We identify a previously unrecognised structure in the finite-temperature geometry of Blahut--Arimoto (BA) rate-distortion optimisation. The starting point is an exact partition identity. For every source density (p) and every inverse temperature $β>0$, the BA partition function $Z(x)=\int q^*(y)e^{-β|x-y|^2}dy$ satisfies $$ Z(x)=\left(\fracπβ\right)^{d/2}p(x). $$ This identity, obtained from the BA fixed-point equation, implies that the BA effective score $g_β=-\nabla\log Z$ coincides exactly with the classical Fisher score $s=-\nabla\log p$ for all temperatures. Moreover, if $v=-\nabla\log q^*$ denotes the translation mode generated by the quadratic-distortion symmetry, then its BA projection satisfies $\mathcal P v=-s$. These observations lead to the central identity $$ J(p)=\mathcal R(v):=\langle v,\mathcal G v\rangle_{L^2(q^*)}, $$ where $\mathcal G$ is the BA relaxation kernel. Thus Fisher information is exactly the Rayleigh quotient of the translation mode and is therefore a temperature-invariant spectral quantity in the BA framework. This yields a geometric interpretation of the Fisher information inequality: the inequality $$ J(X+Y)^{-1}\ge J(X)^{-1}+J(Y)^{-1} $$ becomes the parallel-combination law of a Rayleigh quotient under convolution. The entropy power inequality then follows through the standard heat-flow argument. The contribution is not a new proof of the entropy power inequality, but the identification of a hidden geometric structure: Fisher information as the spectral charge of the translation mode in BA rate-distortion geometry, with the entropy power inequality emerging as a consequence of this temperature-invariant fact.
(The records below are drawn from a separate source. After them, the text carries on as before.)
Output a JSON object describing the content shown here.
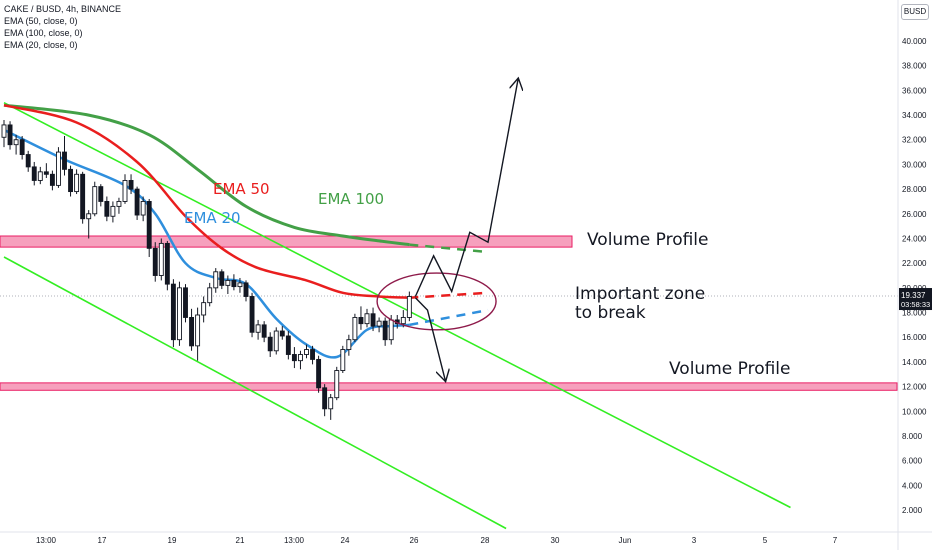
{
  "legend": {
    "symbol_line": "CAKE / BUSD, 4h, BINANCE",
    "ema50_line": "EMA (50, close, 0)",
    "ema100_line": "EMA (100, close, 0)",
    "ema20_line": "EMA (20, close, 0)"
  },
  "currency_badge": "BUSD",
  "price_tag": {
    "price": "19.337",
    "countdown": "03:58:33"
  },
  "annotations": {
    "ema50": "EMA 50",
    "ema100": "EMA 100",
    "ema20": "EMA 20",
    "volume_profile_upper": "Volume Profile",
    "volume_profile_lower": "Volume Profile",
    "important_zone_line1": "Important zone",
    "important_zone_line2": "to break"
  },
  "colors": {
    "ema50": "#e91e1e",
    "ema100": "#43a047",
    "ema20": "#2f8fdd",
    "channel": "#33ee22",
    "zone_fill": "#f48fb1",
    "zone_border": "#e91e63",
    "ellipse": "#8e1a4a",
    "candle_up": "#ffffff",
    "candle_down": "#131722"
  },
  "chart_data": {
    "type": "candlestick",
    "title": "CAKE / BUSD, 4h, BINANCE",
    "y_axis": {
      "ticks": [
        "40.000",
        "38.000",
        "36.000",
        "34.000",
        "32.000",
        "30.000",
        "28.000",
        "26.000",
        "24.000",
        "22.000",
        "20.000",
        "18.000",
        "16.000",
        "14.000",
        "12.000",
        "10.000",
        "8.000",
        "6.000",
        "4.000",
        "2.000"
      ],
      "ylim": [
        1,
        43
      ]
    },
    "x_axis": {
      "ticks": [
        "13:00",
        "17",
        "19",
        "21",
        "13:00",
        "24",
        "26",
        "28",
        "30",
        "Jun",
        "3",
        "5",
        "7"
      ]
    },
    "current_price": 19.337,
    "candles": [
      {
        "o": 32.2,
        "h": 33.6,
        "l": 31.4,
        "c": 33.2
      },
      {
        "o": 33.2,
        "h": 33.5,
        "l": 31.2,
        "c": 31.6
      },
      {
        "o": 31.6,
        "h": 32.4,
        "l": 30.8,
        "c": 32.0
      },
      {
        "o": 32.0,
        "h": 32.3,
        "l": 30.4,
        "c": 30.8
      },
      {
        "o": 30.8,
        "h": 31.1,
        "l": 29.4,
        "c": 29.8
      },
      {
        "o": 29.8,
        "h": 30.2,
        "l": 28.3,
        "c": 28.7
      },
      {
        "o": 28.7,
        "h": 29.8,
        "l": 28.4,
        "c": 29.4
      },
      {
        "o": 29.4,
        "h": 30.1,
        "l": 28.9,
        "c": 29.2
      },
      {
        "o": 29.2,
        "h": 29.5,
        "l": 27.9,
        "c": 28.3
      },
      {
        "o": 28.3,
        "h": 31.4,
        "l": 28.1,
        "c": 31.0
      },
      {
        "o": 31.0,
        "h": 32.3,
        "l": 29.1,
        "c": 29.6
      },
      {
        "o": 29.6,
        "h": 29.9,
        "l": 27.4,
        "c": 27.8
      },
      {
        "o": 27.8,
        "h": 29.6,
        "l": 27.6,
        "c": 29.2
      },
      {
        "o": 29.2,
        "h": 29.4,
        "l": 25.2,
        "c": 25.6
      },
      {
        "o": 25.6,
        "h": 26.3,
        "l": 24.0,
        "c": 26.0
      },
      {
        "o": 26.0,
        "h": 28.6,
        "l": 25.8,
        "c": 28.2
      },
      {
        "o": 28.2,
        "h": 28.4,
        "l": 26.6,
        "c": 27.0
      },
      {
        "o": 27.0,
        "h": 27.4,
        "l": 25.4,
        "c": 25.8
      },
      {
        "o": 25.8,
        "h": 27.0,
        "l": 25.3,
        "c": 26.6
      },
      {
        "o": 26.6,
        "h": 27.3,
        "l": 26.0,
        "c": 27.0
      },
      {
        "o": 27.0,
        "h": 29.2,
        "l": 26.8,
        "c": 28.7
      },
      {
        "o": 28.7,
        "h": 29.2,
        "l": 27.6,
        "c": 28.0
      },
      {
        "o": 28.0,
        "h": 28.2,
        "l": 25.5,
        "c": 25.9
      },
      {
        "o": 25.9,
        "h": 27.4,
        "l": 25.4,
        "c": 27.0
      },
      {
        "o": 27.0,
        "h": 27.2,
        "l": 22.5,
        "c": 23.2
      },
      {
        "o": 23.2,
        "h": 23.7,
        "l": 20.5,
        "c": 21.0
      },
      {
        "o": 21.0,
        "h": 24.0,
        "l": 20.6,
        "c": 23.6
      },
      {
        "o": 23.6,
        "h": 23.8,
        "l": 19.8,
        "c": 20.3
      },
      {
        "o": 20.3,
        "h": 20.7,
        "l": 15.2,
        "c": 15.8
      },
      {
        "o": 15.8,
        "h": 20.5,
        "l": 15.3,
        "c": 20.0
      },
      {
        "o": 20.0,
        "h": 20.3,
        "l": 17.2,
        "c": 17.6
      },
      {
        "o": 17.6,
        "h": 18.3,
        "l": 14.9,
        "c": 15.3
      },
      {
        "o": 15.3,
        "h": 18.4,
        "l": 14.1,
        "c": 17.8
      },
      {
        "o": 17.8,
        "h": 19.3,
        "l": 17.2,
        "c": 18.8
      },
      {
        "o": 18.8,
        "h": 20.4,
        "l": 18.5,
        "c": 20.0
      },
      {
        "o": 20.0,
        "h": 21.6,
        "l": 19.6,
        "c": 21.3
      },
      {
        "o": 21.3,
        "h": 21.5,
        "l": 19.9,
        "c": 20.2
      },
      {
        "o": 20.2,
        "h": 21.0,
        "l": 19.5,
        "c": 20.6
      },
      {
        "o": 20.6,
        "h": 21.1,
        "l": 19.8,
        "c": 20.1
      },
      {
        "o": 20.1,
        "h": 20.8,
        "l": 19.6,
        "c": 20.4
      },
      {
        "o": 20.4,
        "h": 20.6,
        "l": 18.9,
        "c": 19.3
      },
      {
        "o": 19.3,
        "h": 19.6,
        "l": 16.0,
        "c": 16.4
      },
      {
        "o": 16.4,
        "h": 17.4,
        "l": 15.8,
        "c": 17.0
      },
      {
        "o": 17.0,
        "h": 17.3,
        "l": 15.6,
        "c": 16.0
      },
      {
        "o": 16.0,
        "h": 16.4,
        "l": 14.4,
        "c": 14.9
      },
      {
        "o": 14.9,
        "h": 16.8,
        "l": 14.6,
        "c": 16.5
      },
      {
        "o": 16.5,
        "h": 16.9,
        "l": 15.8,
        "c": 16.1
      },
      {
        "o": 16.1,
        "h": 16.5,
        "l": 14.2,
        "c": 14.6
      },
      {
        "o": 14.6,
        "h": 15.2,
        "l": 13.5,
        "c": 14.1
      },
      {
        "o": 14.1,
        "h": 14.9,
        "l": 13.4,
        "c": 14.6
      },
      {
        "o": 14.6,
        "h": 15.4,
        "l": 14.3,
        "c": 15.0
      },
      {
        "o": 15.0,
        "h": 15.3,
        "l": 13.8,
        "c": 14.2
      },
      {
        "o": 14.2,
        "h": 14.5,
        "l": 11.5,
        "c": 11.9
      },
      {
        "o": 11.9,
        "h": 12.2,
        "l": 9.6,
        "c": 10.2
      },
      {
        "o": 10.2,
        "h": 11.4,
        "l": 9.3,
        "c": 11.1
      },
      {
        "o": 11.1,
        "h": 13.6,
        "l": 10.9,
        "c": 13.3
      },
      {
        "o": 13.3,
        "h": 15.3,
        "l": 13.1,
        "c": 15.0
      },
      {
        "o": 15.0,
        "h": 16.2,
        "l": 14.5,
        "c": 15.8
      },
      {
        "o": 15.8,
        "h": 17.9,
        "l": 15.6,
        "c": 17.6
      },
      {
        "o": 17.6,
        "h": 18.5,
        "l": 16.6,
        "c": 17.1
      },
      {
        "o": 17.1,
        "h": 18.3,
        "l": 16.8,
        "c": 17.9
      },
      {
        "o": 17.9,
        "h": 18.4,
        "l": 16.5,
        "c": 16.9
      },
      {
        "o": 16.9,
        "h": 17.6,
        "l": 16.4,
        "c": 17.3
      },
      {
        "o": 17.3,
        "h": 17.6,
        "l": 15.3,
        "c": 15.8
      },
      {
        "o": 15.8,
        "h": 17.8,
        "l": 15.4,
        "c": 17.4
      },
      {
        "o": 17.4,
        "h": 17.8,
        "l": 16.7,
        "c": 17.1
      },
      {
        "o": 17.1,
        "h": 18.2,
        "l": 16.8,
        "c": 17.6
      },
      {
        "o": 17.6,
        "h": 19.7,
        "l": 17.3,
        "c": 19.3
      }
    ],
    "ema20": [
      [
        0,
        32.8
      ],
      [
        10,
        30.4
      ],
      [
        20,
        28.3
      ],
      [
        25,
        26.0
      ],
      [
        30,
        22.0
      ],
      [
        35,
        20.8
      ],
      [
        40,
        20.3
      ],
      [
        45,
        17.5
      ],
      [
        50,
        15.4
      ],
      [
        55,
        14.4
      ],
      [
        60,
        16.6
      ],
      [
        64,
        16.9
      ],
      [
        67,
        17.0
      ]
    ],
    "ema50": [
      [
        0,
        34.8
      ],
      [
        12,
        33.4
      ],
      [
        22,
        30.2
      ],
      [
        30,
        25.8
      ],
      [
        36,
        23.2
      ],
      [
        42,
        21.6
      ],
      [
        50,
        20.6
      ],
      [
        56,
        19.6
      ],
      [
        62,
        19.3
      ],
      [
        67,
        19.2
      ]
    ],
    "ema100": [
      [
        0,
        34.8
      ],
      [
        14,
        34.0
      ],
      [
        24,
        32.4
      ],
      [
        32,
        29.6
      ],
      [
        40,
        26.6
      ],
      [
        48,
        24.9
      ],
      [
        56,
        24.2
      ],
      [
        62,
        23.8
      ],
      [
        67,
        23.5
      ]
    ],
    "projections": {
      "ema100": [
        [
          67,
          23.5
        ],
        [
          80,
          22.9
        ]
      ],
      "ema50": [
        [
          67,
          19.2
        ],
        [
          80,
          19.6
        ]
      ],
      "ema20": [
        [
          67,
          17.0
        ],
        [
          80,
          18.2
        ]
      ]
    },
    "volume_profile_zones": [
      [
        23.3,
        24.2
      ],
      [
        11.7,
        12.3
      ]
    ],
    "channel_upper": [
      [
        0,
        35.0
      ],
      [
        130,
        2.2
      ]
    ],
    "channel_lower": [
      [
        0,
        22.5
      ],
      [
        83,
        0.5
      ]
    ],
    "scenario_up": [
      [
        68,
        19.3
      ],
      [
        71,
        22.6
      ],
      [
        74,
        19.7
      ],
      [
        77,
        24.5
      ],
      [
        80,
        23.7
      ],
      [
        85,
        37.0
      ]
    ],
    "scenario_down": [
      [
        68,
        19.2
      ],
      [
        70,
        18.2
      ],
      [
        73,
        12.4
      ]
    ],
    "important_zone": {
      "bar_center": 71.5,
      "price_center": 18.9,
      "bar_halfwidth": 9.5,
      "price_halfheight": 2.3
    }
  }
}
翻译:我们识别了Blahut–Arimoto (BA) 率失真优化在有限温度几何中一个此前未被认识的结构。其出发点是一个精确的配分恒等式。对于任意源密度 \(p\) 及任意逆温度 \(\beta > 0\),BA 配分函数 \(Z(x) = \int q^*(y) e^{-\beta |x-y|^2} dy\) 满足:
\[
Z(x) = \left( \frac{\pi}{\beta} \right)^{d/2} p(x).
\]
该恒等式由 BA 不动点方程导出,意味着 BA 有效得分 \(g_\beta = -\nabla \log Z\) 在所有温度下均精确等于经典 Fisher 得分 \(s = -\nabla \log p\)。此外,若记 \(v = -\nabla \log q^*\) 为二次失真对称性生成的平移模式,则其 BA 投影满足 \(\mathcal{P} v = -s\)。这些观察结果引出了核心恒等式:
\[
J(p) = \mathcal{R}(v) := \langle v, \mathcal{G} v \rangle_{L^2(q^*)},
\]
其中 \(\mathcal{G}\) 为 BA 松弛核。由此,Fisher 信息量恰好是平移模式的 Rayleigh 商,因而是 BA 框架中一个温度不变的谱量。这一结果赋予 Fisher 信息不等式以几何解释:不等式
\[
J(X+Y)^{-1} \geq J(X)^{-1} + J(Y)^{-1}
\]
可视为 Rayleigh 商在卷积运算下的并联组合律。随后,通过标准的热流论证即可推导出熵幂不等式。本文的贡献不在于为熵幂不等式提供新证明,而在于揭示其隐藏的几何结构:Fisher 信息量作为 BA 率失真几何中平移模式的谱荷,而熵幂不等式则由此温度不变事实自然导出。